One issue that has popped up in Colorado is that mountain town residents have been reporting higher premiums than other residents of the state under Obamacare. Hickenlooper is open to addressing that.
“We have clearly seen the discrepancies in what the costs are in the mountain towns and what the costs are in the rest of the state, and not everyone who lives in a mountain town has a bigger income…” explained Hickenlooper. “For them to have to pay a higher health insurance, it’s not completely clear to me how that makes sense.”
The governor suggested that in 2015, the state might want to consider one insurance pool for the entire state.
“No one has explained to me, what are the components of that higher cost?” said Hickenlooper. “Why is it so much higher?”
With the defeat of Amendment 66 this November, Hickenlooper will also be pressed to find solutions for K-12 education without raising taxes. He is optimistic, however, that some of the reforms can be implemented without asking voters for more money.

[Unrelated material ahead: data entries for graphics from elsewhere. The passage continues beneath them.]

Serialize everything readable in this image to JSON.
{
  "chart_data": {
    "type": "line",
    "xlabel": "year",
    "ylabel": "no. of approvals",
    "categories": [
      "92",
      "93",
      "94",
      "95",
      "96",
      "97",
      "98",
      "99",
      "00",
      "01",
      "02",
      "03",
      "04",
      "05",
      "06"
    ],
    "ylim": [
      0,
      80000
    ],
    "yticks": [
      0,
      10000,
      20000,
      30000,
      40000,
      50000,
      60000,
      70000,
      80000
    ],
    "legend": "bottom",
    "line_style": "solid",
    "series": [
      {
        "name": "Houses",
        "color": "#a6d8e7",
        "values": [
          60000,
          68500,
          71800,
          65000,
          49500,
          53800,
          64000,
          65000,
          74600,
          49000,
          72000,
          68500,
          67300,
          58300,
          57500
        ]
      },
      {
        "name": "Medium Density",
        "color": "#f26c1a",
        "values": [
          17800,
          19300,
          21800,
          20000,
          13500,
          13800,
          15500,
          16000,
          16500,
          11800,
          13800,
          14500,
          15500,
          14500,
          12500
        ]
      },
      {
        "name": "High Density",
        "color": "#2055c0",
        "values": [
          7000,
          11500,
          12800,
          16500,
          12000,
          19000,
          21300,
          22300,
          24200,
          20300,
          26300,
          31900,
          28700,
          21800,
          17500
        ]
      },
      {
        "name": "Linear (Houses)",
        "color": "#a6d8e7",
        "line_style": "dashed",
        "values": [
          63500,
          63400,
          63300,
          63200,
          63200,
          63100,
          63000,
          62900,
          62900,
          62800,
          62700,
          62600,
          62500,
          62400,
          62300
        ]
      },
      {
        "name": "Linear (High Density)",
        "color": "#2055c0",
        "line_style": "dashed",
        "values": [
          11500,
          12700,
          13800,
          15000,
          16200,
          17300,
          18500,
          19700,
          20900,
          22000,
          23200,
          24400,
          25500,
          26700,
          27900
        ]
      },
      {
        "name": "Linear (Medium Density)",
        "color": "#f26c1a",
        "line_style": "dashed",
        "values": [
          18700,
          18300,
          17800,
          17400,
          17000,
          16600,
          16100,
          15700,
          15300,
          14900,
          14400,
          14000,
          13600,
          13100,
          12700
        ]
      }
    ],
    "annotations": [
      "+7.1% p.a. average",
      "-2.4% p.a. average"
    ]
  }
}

“We have the opportunity to address some of the reforms that don’t cost a lot of money, but they will be more difficult because they were part of a package,” said the governor.
He pointed to transparency as one possibility. The school reform package included creating a website that would have allowed parents to track spending.
“I think that can be done relatively inexpensively,” opined Hickenlooper.
But he said the state must still consider long-term fixes to the K-12 system by continuing to have conversations around revenue.
“One of our concerns is as our economy recovers… how do we make sure we’re not taking what are one-time revenues and put them into a base-building context?” he asked.
Fires and Flooding
The governor also remains committed to finding a solution for devastating wildfires. Lawmakers last session sent him a bill authorizing funding for an aerial firefighting fleet, but the state budget did not earmark funding for it.
Hickenlooper has been in discussions with other Western governors on sharing assets and developing more rapid response, including sharing a regional aerial fleet to fight fires.
“We would do well to have shared assets and use them in a more concentrated fashion,” he said.
Meanwhile, the state continues to pull its way out of catastrophic flooding. A legislative Flood Disaster Study Committee has recommended bills for introduction aimed at aiding current and future flood recovery efforts.
“We need to get that housing back in place rapidly,” said Hickenlooper. “Mostly what we’ve been trying to bring together is a sense of local control that the state is here as a partner with local communities, but that we have the great sense of urgency, and trust me, so do local communities…”
The governor and his family spent Christmas in Estes Park; even taking a snowshoeing trip on Christmas Eve, to demonstrate that the state is recovering. The flood hit the Estes Park area hard.
“How do we maximize and accelerate our federal funding and our planning and our implementation to get these communities back to people in houses and businesses succeeding?” asked Hickenlooper.